The American Families Plan – Paid Family Leave Program

family, newborn, baby

A few weeks back we wrote an article about how the US was one of the few nations that did not have a government backed Paid Family Leave plan.  The Trump Administration moved to correct this for government workers with a Paid Family Leave plan that went into effect during his final months in office.  The Biden Administration is looking to further this with The American Families Plan. 

The American Families Plan looks to provide many family friendly benefits. Some key tenants of the plan are relief on childcare, education (free Pre-K and Two-Year College), health insurance cost and a paid family leave plan for workers.

Paid Family Leave Details

The White House Fact Sheet on The American Families Plan cite that providing Paid Family Leave will greatly benefit families and provide more equality for women and workers of color in the workplace.  They gave the following eye-opening statistics about how the current lack of policy is affecting the US worker:

“Nearly one in four mothers return to work within two weeks of giving birth”

“Nearly four of five private sector workers have no access to paid leave”

“95 percent of the lowest wage workers, mostly women and workers of color, lack any access to paid family leave”

Plan Implementation

The plan will take 10 years to implement, with different benefits kicking in over that time horizon.  Early phases of the plan will allow for paid bereavement leave (up to 3 days a year) while Paid Family Leave would be fully implemented by year 10.

Once fully onboarded (year 10), the plan will provide workers up to $4,000 a month in Paid Leave compensation for qualifying events (including bonding with a new child, care for a serious ill loved one, military deployment of a loved one, and other qualifying events).  The plan is targeting 12 weeks of replacement compensation once fully implemented. 

The White House explains that It will also provide direct support to workers and families by creating a national comprehensive paid family and medical leave program that will bring the American system in line with competitor nations that offer paid leave programs. “  

Plan Likelihood

The big hurdle is how to fund the $1.8 Trillion plan.  The Biden Administration has said the funding for this would come heavily from the Top 1 Percent.  This group would have many of the tax benefits gained in the 2017 Tax Cuts reversed.  The wealthiest 1 percent would have their tax rates reversed back to 39.6% and many of the IRS loopholes that enable tax breaks for high earners would have greater regulation. 

The plan would greatly benefit families and provide the greatest relief for middle- and lower-income families.  The Biden Administration is signaling that this will be funded by the upper class.  The GOP is expected to push back on certain tenants of the plan including the idea on how it would be funded (not wanting to reverse some of the GOP 2017 Tax Cuts). 

Like many Americans, the GOP generally supports a Paid Family Leave policy of some sort.  The Trump Administration got a program implemented for government workers and was thought to be heading down a path for a plan for all workers.  That said, the two parties will continue to spar over what a Paid Family Leave program should look like and how it is funded. 

The Government has been on a spending spree due to multiple COVID relief packages.  This has many in Congress weary of new costly initiatives.  Couple this with the fact that The American Families Plan is coming on the heels of Bidens jobs and infrastructure plan and it feels like The American Families Plan may be pushed to the side.   

What’s Next for Paid Family Leave

This Washington Post article details some of the challenges ahead for The American Family Plan.  Jim Manly told The Washington Post “I’m not sure anyone knows how this is going to play out,” said Jim Manley, who served as an aide to former Senate majority leader Harry M. Reid (D-Nev.). “Getting the infrastructure provisions done is going to be hard enough, because Republicans may not want to play ball. But getting the other domestic spending plans over the finish line is going to be a heck of a lot tougher.”

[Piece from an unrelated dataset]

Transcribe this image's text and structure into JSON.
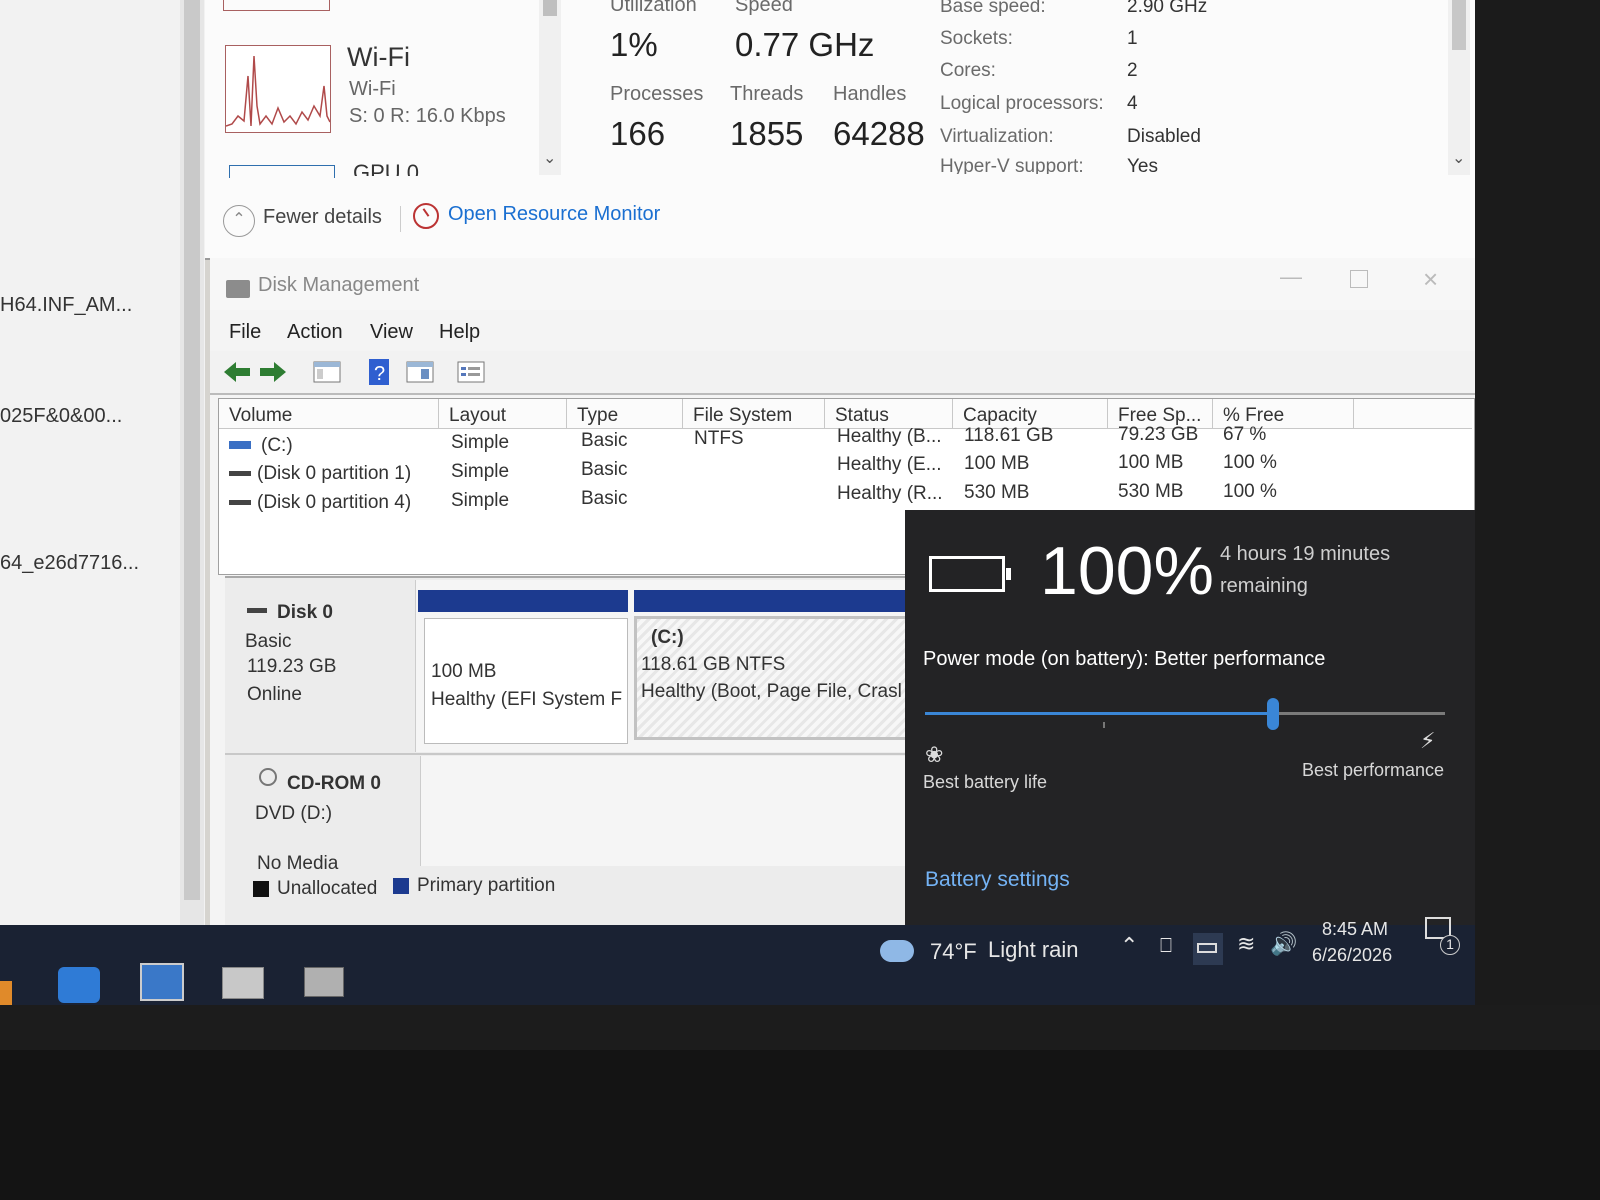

Next steps are for Democrats to determine how they want to present this plan.  They could package some or all of this with the infrastructure plan that is currently being bandied about in Congress.   Or they could package this as its own plan (as one package or in pieces) in hopes that infrastructure moves forward, and this can be dealt with separately. 

Either way, it feels that momentum continues to build around a Paid Family Leave program for the US.  Forward thinking private businesses have led the movement up until now.  Seeing bi-partisan support of Paid Family Leave may push other companies to move on this as well, prior to being told to by the government.